Read as part of CBR17 Bingo: culture. This is a collection of essays about queerness and pop culture.
I’m a few years older than the author so I experienced some of her references differently but I loved this collection of essays form Grace Perry. She perfectly captures a late-generation millennial’s experience with sexuality at a time when things were slowly starting to change. And with the reflections about Gossip Girl and Katy Perry, her willingness to be vulnerable about her growth, how difficult it was, and how she had to make specific connections in hetero-dominant culture to understand herself in the world, is really special. It’s soul-baring without the pretentiousness, which I love.

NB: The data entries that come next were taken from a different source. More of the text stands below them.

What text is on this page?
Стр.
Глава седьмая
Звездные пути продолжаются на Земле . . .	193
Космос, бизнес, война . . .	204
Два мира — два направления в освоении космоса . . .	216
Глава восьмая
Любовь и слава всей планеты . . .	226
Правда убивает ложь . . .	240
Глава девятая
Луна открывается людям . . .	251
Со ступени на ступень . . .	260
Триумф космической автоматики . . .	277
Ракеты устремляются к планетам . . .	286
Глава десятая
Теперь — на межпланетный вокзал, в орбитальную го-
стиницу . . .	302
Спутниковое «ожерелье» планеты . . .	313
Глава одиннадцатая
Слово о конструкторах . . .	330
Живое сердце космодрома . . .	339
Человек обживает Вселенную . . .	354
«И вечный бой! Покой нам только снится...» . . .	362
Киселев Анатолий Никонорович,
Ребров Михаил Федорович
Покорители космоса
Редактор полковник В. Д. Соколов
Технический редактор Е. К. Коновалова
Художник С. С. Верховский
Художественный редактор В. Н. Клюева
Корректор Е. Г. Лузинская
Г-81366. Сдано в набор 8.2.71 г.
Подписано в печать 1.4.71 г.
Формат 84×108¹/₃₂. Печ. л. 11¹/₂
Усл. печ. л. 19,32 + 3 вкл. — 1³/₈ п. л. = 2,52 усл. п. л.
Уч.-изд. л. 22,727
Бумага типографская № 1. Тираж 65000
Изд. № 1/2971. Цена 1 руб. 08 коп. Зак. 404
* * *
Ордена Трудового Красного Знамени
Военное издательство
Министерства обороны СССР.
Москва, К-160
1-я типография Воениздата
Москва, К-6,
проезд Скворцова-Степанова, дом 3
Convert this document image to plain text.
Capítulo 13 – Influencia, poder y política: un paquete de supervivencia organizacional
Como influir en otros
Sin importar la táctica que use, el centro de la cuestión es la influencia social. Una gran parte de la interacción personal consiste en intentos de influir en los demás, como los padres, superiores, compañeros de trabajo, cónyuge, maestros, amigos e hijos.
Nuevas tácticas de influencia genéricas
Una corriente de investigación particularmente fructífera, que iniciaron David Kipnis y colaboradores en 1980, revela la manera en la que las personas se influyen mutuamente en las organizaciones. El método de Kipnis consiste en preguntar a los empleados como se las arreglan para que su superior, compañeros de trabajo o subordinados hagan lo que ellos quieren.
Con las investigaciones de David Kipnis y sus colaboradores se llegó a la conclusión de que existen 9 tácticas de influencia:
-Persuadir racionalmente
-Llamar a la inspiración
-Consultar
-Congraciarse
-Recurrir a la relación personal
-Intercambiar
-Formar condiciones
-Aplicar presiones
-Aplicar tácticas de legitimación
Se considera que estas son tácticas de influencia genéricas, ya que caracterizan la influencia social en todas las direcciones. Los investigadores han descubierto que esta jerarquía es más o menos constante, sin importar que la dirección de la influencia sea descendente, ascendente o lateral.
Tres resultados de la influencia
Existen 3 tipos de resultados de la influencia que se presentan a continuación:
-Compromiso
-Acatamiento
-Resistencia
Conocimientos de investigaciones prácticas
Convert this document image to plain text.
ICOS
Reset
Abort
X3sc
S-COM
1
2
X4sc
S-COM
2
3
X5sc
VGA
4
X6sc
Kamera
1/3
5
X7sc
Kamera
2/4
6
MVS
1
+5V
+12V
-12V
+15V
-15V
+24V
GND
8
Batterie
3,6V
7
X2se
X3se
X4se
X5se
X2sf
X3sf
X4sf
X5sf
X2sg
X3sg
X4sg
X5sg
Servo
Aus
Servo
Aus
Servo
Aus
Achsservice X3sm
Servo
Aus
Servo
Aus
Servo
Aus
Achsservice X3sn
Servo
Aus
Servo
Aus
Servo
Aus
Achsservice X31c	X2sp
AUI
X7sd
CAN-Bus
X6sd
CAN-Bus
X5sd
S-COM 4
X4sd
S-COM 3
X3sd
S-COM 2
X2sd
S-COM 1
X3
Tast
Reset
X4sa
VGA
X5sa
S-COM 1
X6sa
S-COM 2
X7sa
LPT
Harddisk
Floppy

Perry is also an eagle-eyed culture critic so her takes on things then and how they’ve aged is often spot on. In particular with the hit song I Kissed A Girl, and the many complexities that existed over time from what is essentially a lipstick lesbian male-gazy tune. The Lindsay Lohan bit was especially sad to read, both her post-Mean Girls evolution and how quickly she dismissed her lesbian romance as nothing more than a generation fling. Perry gets to the heart of this, why it’s hard for queer people like her to experience it, and how a product like Mean Girls and a career like Lohan’s can help someone simultaneously understand their self and also stay buried in the closet.
This was one of my favorite 2025 reads, the only downside being I’m reminded how hard it is for good writers like Perry to find steady work this day and age.